Alimentos como la mantequilla de maní, los frijoles, la granola, los frutos secos o la quinoa pueden tener funciones distintas en el mantenimiento de la salud general y el equilibrio del peso.
La mantequilla de maní, al ser un alimento alto en grasas y calorías, tiene una alta densidad energética. En un bocado de esta pasta hay más calorías que en la mayoría de los alimentos que consumimos a diario.
También es conocida por su valor proteico, que puede aprovecharse si se acompaña de ejercicio físico constante. Es una recomendación habitual entre quienes intentan ganar masa muscular.
Sin embargo, las pruebas científicas no respaldan plenamente la idea de que el consumo de mantequilla de maní provoque un aumento de peso. La revista Elsevier publicó hace más de una década un estudio que examinó los hábitos alimenticios de un grupo de mujeres durante ocho años.
El consumo frecuente de mantequilla de maní junto con frutos secos no provocó ningún aumento de la masa corporal a lo largo de casi una década. De hecho, los resultados sugieren que añadir estos alimentos a la dieta no ayuda a aumentar de peso, sino a controlarlo.
Las grasas que contiene son, en su mayoría, insaturadas, no se almacenan como grasa corporal y, de no ser digeridas correctamente, pueden causar una ligera pérdida de grasa al disminuir la absorción de energía.

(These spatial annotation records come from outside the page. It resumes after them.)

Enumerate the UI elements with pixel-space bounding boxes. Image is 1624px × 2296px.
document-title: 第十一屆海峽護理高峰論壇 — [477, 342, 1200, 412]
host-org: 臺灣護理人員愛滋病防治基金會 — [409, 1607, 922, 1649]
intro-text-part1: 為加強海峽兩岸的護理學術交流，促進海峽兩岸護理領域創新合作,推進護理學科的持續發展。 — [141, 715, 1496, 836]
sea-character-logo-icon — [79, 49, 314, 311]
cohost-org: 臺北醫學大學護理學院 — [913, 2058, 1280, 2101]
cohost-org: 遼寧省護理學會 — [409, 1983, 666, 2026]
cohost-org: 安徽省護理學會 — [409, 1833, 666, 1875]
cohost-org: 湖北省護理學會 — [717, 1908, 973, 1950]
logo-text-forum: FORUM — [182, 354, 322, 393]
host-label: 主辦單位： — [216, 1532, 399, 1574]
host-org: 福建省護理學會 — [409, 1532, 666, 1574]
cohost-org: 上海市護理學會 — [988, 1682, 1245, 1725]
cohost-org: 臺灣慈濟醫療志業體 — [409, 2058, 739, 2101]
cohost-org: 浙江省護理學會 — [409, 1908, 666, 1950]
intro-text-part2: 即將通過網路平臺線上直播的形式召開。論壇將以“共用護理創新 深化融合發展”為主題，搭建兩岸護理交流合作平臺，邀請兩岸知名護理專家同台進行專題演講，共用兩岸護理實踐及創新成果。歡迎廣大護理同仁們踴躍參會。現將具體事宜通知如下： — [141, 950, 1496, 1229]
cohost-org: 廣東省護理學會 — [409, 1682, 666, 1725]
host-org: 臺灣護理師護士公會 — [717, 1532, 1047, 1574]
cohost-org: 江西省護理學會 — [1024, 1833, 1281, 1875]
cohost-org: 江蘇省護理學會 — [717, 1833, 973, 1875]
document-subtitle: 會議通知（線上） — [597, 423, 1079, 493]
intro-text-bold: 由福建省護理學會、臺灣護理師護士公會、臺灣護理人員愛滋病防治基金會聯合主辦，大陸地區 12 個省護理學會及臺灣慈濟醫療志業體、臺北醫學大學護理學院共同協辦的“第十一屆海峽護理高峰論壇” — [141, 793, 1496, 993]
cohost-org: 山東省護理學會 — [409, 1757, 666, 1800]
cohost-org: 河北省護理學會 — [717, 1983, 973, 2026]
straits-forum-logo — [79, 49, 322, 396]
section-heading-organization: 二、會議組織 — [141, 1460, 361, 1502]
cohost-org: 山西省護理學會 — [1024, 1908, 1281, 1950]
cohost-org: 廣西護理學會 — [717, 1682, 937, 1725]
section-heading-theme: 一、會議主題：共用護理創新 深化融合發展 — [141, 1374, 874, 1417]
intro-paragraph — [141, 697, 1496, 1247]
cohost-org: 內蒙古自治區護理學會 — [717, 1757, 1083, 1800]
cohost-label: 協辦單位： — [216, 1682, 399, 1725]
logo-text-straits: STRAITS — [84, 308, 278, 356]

Varios mecanismos biológicos parecen ser los responsables de este efecto, ya que al contener proteínas y fibra dietética, estos alimentos sacian más, por lo que es menos probable que alguien se dé un atracón después de comer un aperitivo con mantequilla de maní.
Otra creencia común es que el alto contenido en carbohidratos de los frijoles los aleja de ser una fuente ideal de proteínas. Sin embargo, las investigaciones indican que las legumbres pueden ser beneficiosas para la composición corporal.
Un estudio en la revista Journal of Nutrition and Metabolism analizó la relación entre el consumo de frijoles y el porcentaje de grasa corporal en mujeres. Los resultados revelaron una clara relación inversa.
Cuantos más frijoles consumían las mujeres, menos grasa corporal acumulaban, disminuyendo además la circunferencia de la cintura. Estas legumbres son bajas en grasas y azúcares, pero ricas en fibra, lo que ralentiza el metabolismo de esas sustancias.
Los frijoles también replican el mecanismo de la mantequilla de cacahuete, ya que sacian un 31 % más que otros alimentos gracias a su proteína, lo que limita la ingesta posterior de más comida.
Si bien es cierto que la quinoa no es exactamente conocida por ser una fuente fiable de proteínas, ya que contiene muchos más carbohidratos que las proteínas de origen animal, las investigaciones apuntan a sus beneficios nutricionales más amplios.
Un estudio publicado en Frontiers in Nutrition observó que sustituir los cereales tradicionales por quinoa en el almuerzo mejoraba los marcadores relacionados con el control de peso, la resistencia a la insulina y el nivel de colesterol en personas con síndrome de hígado graso no alcohólico.
Estos resultados sugieren que los beneficios de consumir quinoa van más allá de su contenido proteico. Este cereal influye en el metabolismo, contribuye a una dieta equilibrada y favorece la salud metabólica cuando se incluye en un plan de alimentación diversificado.